Posturale Ausgleichsstrategien des Beckens und der Lendenwirbelsäule bei Patienten mit Femurkopf Hochstand
Poster und Vortrag auf dem deutschen Wirbelsäulenkongress 2013
De Monte, G.; Geckeis, D.; Eßer, T.; Franz, C; Lehmann, F.; Rosenow, M.; Gassen, M.
Qimoto Labor für Bewegungs- und Funktionsdiagnostik, Wiesbaden, Deutschland
Einleitung:
Beinlängendifferenzen – hier definiert als Femurkopf-Hochstand (FKH) – stellen ein häufiges Problem dar, unter welchem 40% bis 70% der Bevölkerung leiden (Gurney, 2001).
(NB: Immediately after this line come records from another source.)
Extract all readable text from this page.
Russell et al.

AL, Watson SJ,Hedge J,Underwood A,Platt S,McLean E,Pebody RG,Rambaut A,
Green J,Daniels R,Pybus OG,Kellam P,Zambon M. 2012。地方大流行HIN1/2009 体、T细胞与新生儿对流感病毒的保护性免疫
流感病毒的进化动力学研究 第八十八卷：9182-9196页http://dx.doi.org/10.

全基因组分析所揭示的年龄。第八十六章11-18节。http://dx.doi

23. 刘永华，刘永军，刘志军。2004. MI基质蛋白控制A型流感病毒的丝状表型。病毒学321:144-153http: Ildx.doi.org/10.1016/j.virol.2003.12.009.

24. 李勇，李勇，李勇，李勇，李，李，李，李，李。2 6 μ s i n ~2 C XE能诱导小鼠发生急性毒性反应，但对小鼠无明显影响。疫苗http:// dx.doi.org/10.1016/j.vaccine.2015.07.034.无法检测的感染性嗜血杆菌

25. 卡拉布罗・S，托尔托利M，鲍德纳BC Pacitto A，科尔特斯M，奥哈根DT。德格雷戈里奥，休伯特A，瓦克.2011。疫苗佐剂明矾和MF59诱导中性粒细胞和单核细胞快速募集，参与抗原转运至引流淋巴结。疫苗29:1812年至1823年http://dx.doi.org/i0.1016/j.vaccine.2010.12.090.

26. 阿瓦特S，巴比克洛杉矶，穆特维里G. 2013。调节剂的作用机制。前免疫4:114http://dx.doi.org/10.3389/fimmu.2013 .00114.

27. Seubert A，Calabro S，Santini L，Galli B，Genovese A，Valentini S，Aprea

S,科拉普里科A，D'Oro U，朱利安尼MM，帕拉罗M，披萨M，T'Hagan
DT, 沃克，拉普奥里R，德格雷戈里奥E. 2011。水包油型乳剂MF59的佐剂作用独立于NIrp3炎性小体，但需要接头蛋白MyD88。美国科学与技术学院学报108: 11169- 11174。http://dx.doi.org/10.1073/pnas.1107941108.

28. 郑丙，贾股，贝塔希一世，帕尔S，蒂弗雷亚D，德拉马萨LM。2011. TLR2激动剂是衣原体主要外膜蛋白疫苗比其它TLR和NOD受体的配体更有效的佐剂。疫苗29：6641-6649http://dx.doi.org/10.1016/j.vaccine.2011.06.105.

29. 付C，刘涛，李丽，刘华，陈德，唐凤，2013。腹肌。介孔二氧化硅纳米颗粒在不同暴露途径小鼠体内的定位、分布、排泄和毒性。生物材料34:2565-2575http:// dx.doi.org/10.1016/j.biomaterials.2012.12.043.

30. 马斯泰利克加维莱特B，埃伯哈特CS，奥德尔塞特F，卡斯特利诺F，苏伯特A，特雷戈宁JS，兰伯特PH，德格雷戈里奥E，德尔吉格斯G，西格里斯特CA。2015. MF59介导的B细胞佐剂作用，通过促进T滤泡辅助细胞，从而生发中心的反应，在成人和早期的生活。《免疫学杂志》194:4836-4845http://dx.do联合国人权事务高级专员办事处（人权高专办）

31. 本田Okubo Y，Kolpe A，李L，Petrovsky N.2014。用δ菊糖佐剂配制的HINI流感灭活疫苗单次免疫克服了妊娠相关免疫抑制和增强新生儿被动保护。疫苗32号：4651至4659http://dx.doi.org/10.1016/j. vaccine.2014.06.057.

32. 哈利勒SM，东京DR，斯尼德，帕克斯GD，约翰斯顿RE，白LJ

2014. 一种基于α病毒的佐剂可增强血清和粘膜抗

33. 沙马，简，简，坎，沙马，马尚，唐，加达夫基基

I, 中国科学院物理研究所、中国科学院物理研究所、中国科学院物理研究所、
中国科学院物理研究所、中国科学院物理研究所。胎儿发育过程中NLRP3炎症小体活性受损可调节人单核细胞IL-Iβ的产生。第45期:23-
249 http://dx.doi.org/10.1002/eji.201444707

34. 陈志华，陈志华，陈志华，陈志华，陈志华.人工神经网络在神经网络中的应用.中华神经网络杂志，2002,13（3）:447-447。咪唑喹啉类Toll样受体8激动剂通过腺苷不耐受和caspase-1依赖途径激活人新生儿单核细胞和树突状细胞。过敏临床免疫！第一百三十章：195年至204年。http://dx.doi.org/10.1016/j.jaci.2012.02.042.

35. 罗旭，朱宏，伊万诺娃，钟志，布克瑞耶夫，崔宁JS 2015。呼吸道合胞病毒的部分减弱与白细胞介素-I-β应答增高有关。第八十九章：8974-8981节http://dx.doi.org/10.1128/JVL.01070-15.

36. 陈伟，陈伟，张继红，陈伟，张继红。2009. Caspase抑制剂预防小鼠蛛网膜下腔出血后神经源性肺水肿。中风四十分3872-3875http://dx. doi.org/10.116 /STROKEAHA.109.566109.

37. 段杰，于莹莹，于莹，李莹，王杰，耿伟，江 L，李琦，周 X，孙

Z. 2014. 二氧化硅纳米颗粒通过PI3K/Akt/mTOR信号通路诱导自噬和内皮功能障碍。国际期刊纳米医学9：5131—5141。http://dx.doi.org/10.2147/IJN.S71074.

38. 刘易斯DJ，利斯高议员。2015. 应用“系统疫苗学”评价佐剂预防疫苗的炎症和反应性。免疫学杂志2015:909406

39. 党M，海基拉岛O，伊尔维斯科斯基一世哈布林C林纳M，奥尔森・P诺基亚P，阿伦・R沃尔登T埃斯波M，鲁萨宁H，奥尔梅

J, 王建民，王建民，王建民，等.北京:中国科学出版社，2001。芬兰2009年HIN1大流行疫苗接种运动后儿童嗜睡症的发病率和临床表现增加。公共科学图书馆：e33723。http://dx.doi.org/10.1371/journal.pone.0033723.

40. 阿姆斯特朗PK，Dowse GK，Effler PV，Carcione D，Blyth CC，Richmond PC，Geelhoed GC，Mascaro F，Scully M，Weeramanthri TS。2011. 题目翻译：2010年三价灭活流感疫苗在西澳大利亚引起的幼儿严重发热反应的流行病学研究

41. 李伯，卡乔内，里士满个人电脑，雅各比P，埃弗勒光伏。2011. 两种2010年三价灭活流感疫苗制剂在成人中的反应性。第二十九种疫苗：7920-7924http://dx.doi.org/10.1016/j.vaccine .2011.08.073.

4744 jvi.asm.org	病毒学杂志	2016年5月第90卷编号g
In der Literatur werden unterschiedlichste statische Kompensations-mechanismen des Körpers auf eine vorhandene Beinlängendifferenz genannt. Brady et al. (2003) beschreibt eine skoliotische Abweichung der Wirbelsäule in Richtung des verkürzten Beins als typische Reaktion. Praktischen und bisher nicht ausreichend überprüften Erfahrungen zufolge treten auch gegensätzliche Abweichungen der Wirbelsäule in diesem Zusammenhang auf. Das Ziel der vorliegenden Studie ist, die unterschiedlichen Ausgleichsstrategien von Becken, Kreuzbein und Lendenwirbelsäule (LWS) in der frontalen Ebene bei Patienten mit FKH zu beschreiben.
Material/Methode:
Zur Bewertung der Ausgleichsstrategien wurden 46 Patienten im Alter von 39-69 (52 ± 12) Jahren mit einseitigem FKH von 1mm bis 19mm (7 ± 5mm) analysiert. Als Testparameter wurden Richtung und Höhe der Seitendifferenz der Beckenkämme, des Kreuzbeins, des vierten Lendenwirbels, sowie Form und Richtung der Lotabweichung der LWS ermittelt.
Bei allen Patienten wurden eine 4D-Rückenvermessung, sowie je eine antero-posteriore Röntgenaufnahme der LWS und des Beckens durchgeführt. Deskriptive Statistiken, Korrelationen (Spearmen) und Mittelwertsvergleiche (Mann-Whitney-U) zwischen allen erhobenen Parametern wurden genutzt, um den Zusammenhang zwischen dem FKH und der Ausgleichsstrategie zu beschreiben. Das allgemeine Signifikanzniveau wurde auf α=0,05 festgesetzt.
Ergebnisse :
Becken, Kreuzbein und vierter Lendenwirbel entwickelten in mehr als der Hälfte aller Fälle einen Hochstand auf der gleichen Seite des FKH. Allerdings reagierten die besagten Strukturen oft auch entgegen der erwarteten Abweichung. Die durch das Röntgen ermittelten Richtungs-Parameter, Hochstand des Beckens (r=0,71) und Kreuzbeinhochstand (r=0,65) zeigen eine starke Korrelation mit dem FKH. Es konnte kein Zusammenhang zwischen der Ausbildung einer bestimmten Form der Wirbelsäulen Lotabweichung und der Amplitude des FKH festgestellt werden.
Diskussion:
Die Studie zeigt vielfältige posturale Ausgleichsstrategien von Becken und Wirbelsäule bei Patienten mit FKH. Es gibt zwar starke Tendenzen der betroffenen Strukturen immer eine bestimmte Ausgleichsstrategie zu verfolgen; jedoch treten in der Praxis auch gegenläufige Reaktionen auf. Bei Betrachtung von Beinlängendifferenzassozierten Problematiken ist eine detaillierte Beschreibung der individuellen Ausgleichsstrategien notwendig um eine korrekte Therapie einzuleiten. Diese Studie verdeutlicht die Bedeutung einer ausführlichen Analyse der gesamten Rücken-Becken Interaktion, mit darauffolgend differenzierter Behandlung und Therapie bei Patienten mit FKH.
Literatur:
Brady, R.J., Dean, J.B., Skinner, T.M. & Gross, M.T. (2003). Limb Length Inequality: Clinical Implications for Assessment and Intervention. Journal of Orthopaedic & Sports Physical Therapy, 2003, 33(5), 221-234
Gurney, B. (2001) Leg length discrepancy. Gait and Posture, 2002 (15), 195-206.